Les contenus sont publiés sous licence CC BY 4.0. Vous pouvez les copier, les traduire, les imprimer et les redistribuer, pour vos cours comme pour vos proches, à la seule condition de citer l’ODERSA.

L’API

Une API de traduction doit traduire. Celle-ci s’importe et s’appelle, dans un navigateur comme en ligne de commande, et elle rend le texte traduit. Elle n’est pas une porte où nous recevrions vos phrases : le moteur et les modèles descendent chez vous comme de simples fichiers, et le processeur qui travaille est le vôtre. C’est la seule raison pour laquelle elle est illimitée et gratuite, et cette raison est mécanique, pas commerciale.

  • Sans compte
  • Sans clé
  • Sans quota
  • Le calcul chez l’appelant
  • Appelable depuis n’importe quel domaine

Les deux appels

Ce qui marche, et rien d’autre

Ces deux exemples ont été exécutés avant d’être écrits ici. Le premier dans un onglet, le second en ligne de commande. Ils ne sont pas les mêmes, et la section suivante dit pourquoi il serait malhonnête de les écrire pareil.

Dans un navigateur

const t = await import(
  "https://translate.odersa.org/api/v2/client/sdk.js"
);

const r = await t.traduire("Bonjour le monde.", "fr", "bn");

r.texte;    // le bengali
r.chemin;   // ["fr", "en", "bn"] : le pivot par l'anglais, nommé
r.moteur;   // qui a calculé, et c'était chez vous

Un module ES, importé par son adresse. Le calcul part dans un worker que le SDK crée lui-même : le moteur est bloquant, et geler l’onglet de qui nous appelle serait impardonnable.

En Node

Le fichier se prend une fois, parce que Node ne charge pas un module par une adresse http : la raison est juste en dessous.

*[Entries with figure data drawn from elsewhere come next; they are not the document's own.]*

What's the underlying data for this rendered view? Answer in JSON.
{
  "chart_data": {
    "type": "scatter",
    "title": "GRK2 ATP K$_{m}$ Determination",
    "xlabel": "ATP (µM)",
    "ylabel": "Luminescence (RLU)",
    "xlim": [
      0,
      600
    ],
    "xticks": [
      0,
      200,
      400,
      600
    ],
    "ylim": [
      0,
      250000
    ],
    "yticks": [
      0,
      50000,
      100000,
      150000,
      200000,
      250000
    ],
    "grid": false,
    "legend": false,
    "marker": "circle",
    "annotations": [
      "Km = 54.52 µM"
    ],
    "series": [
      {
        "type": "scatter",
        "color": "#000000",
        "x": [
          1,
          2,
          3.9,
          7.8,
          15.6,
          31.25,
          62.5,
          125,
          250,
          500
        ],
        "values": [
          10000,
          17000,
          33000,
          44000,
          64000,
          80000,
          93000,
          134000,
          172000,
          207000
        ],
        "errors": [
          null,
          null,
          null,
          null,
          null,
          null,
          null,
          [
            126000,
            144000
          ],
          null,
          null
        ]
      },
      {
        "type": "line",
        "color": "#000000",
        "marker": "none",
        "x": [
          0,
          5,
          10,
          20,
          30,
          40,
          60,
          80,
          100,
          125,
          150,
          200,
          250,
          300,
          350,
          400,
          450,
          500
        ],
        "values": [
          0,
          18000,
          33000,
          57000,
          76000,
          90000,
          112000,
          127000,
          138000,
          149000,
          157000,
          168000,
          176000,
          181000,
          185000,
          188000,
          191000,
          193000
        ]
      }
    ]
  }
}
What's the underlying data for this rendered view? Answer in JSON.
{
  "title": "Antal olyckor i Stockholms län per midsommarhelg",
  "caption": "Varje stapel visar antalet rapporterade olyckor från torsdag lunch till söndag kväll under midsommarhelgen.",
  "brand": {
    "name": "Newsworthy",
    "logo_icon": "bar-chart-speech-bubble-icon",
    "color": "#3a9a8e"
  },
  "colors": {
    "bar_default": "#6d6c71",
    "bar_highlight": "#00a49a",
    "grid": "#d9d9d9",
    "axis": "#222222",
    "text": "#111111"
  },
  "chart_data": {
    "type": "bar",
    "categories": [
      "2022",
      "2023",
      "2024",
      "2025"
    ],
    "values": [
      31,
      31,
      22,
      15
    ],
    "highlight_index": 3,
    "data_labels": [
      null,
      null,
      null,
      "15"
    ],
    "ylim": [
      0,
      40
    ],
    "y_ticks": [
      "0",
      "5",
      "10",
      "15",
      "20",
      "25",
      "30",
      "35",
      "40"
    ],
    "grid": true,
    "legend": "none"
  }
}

curl -O https://translate.odersa.org/api/v2/client/odersa-translate.js
const T = require("./odersa-translate.js");

const r = await T.traduire("Bonjour le monde.", "fr", "bn", {
  site: "https://translate.odersa.org"
});

r.texte;    // le bengali, calculé sur votre machine

Le même fichier, chargé par require. Aucune dépendance, aucun npm install, aucun compte. Le calcul tient le fil principal pendant qu’il travaille, ce qui convient à un outil de build et ne conviendrait pas à une page.

Information

Deux entrées, une seule implémentation. sdk.js est un module ES et ne fait que republier ce que porte odersa-translate.js, qui vit dans le même dossier. Rien n’est écrit deux fois, donc rien ne peut diverger.

Pourquoi deux entrées

L’appel élégant serait la même ligne des deux côtés. Il ne marche pas, et le publier quand même reviendrait à faire perdre une heure au premier développeur qui le copierait.

Node ne charge pas un module par une adresse http ou https. Il ne s’agit pas d’un réglage à trouver : le drapeau expérimental qui l’autorisait autrefois a été retiré, et le passer aujourd’hui empêche Node de démarrer. Voici ce que Node répond, mot pour mot, quand on essaie :

await import("https://translate.odersa.org/api/v2/client/sdk.js");

// ERR_UNSUPPORTED_ESM_URL_SCHEME
// Only URLs with a scheme in: file and data are supported
// by the default ESM loader. Received protocol 'https:'

D’où la forme retenue. Le navigateur importe sdk.js par son adresse, parce qu’un navigateur sait faire cela et que c’est sa façon normale de charger un module. Node prend odersa-translate.js une fois, puis l’appelle du disque, parce que c’est la façon normale de charger un fichier en Node.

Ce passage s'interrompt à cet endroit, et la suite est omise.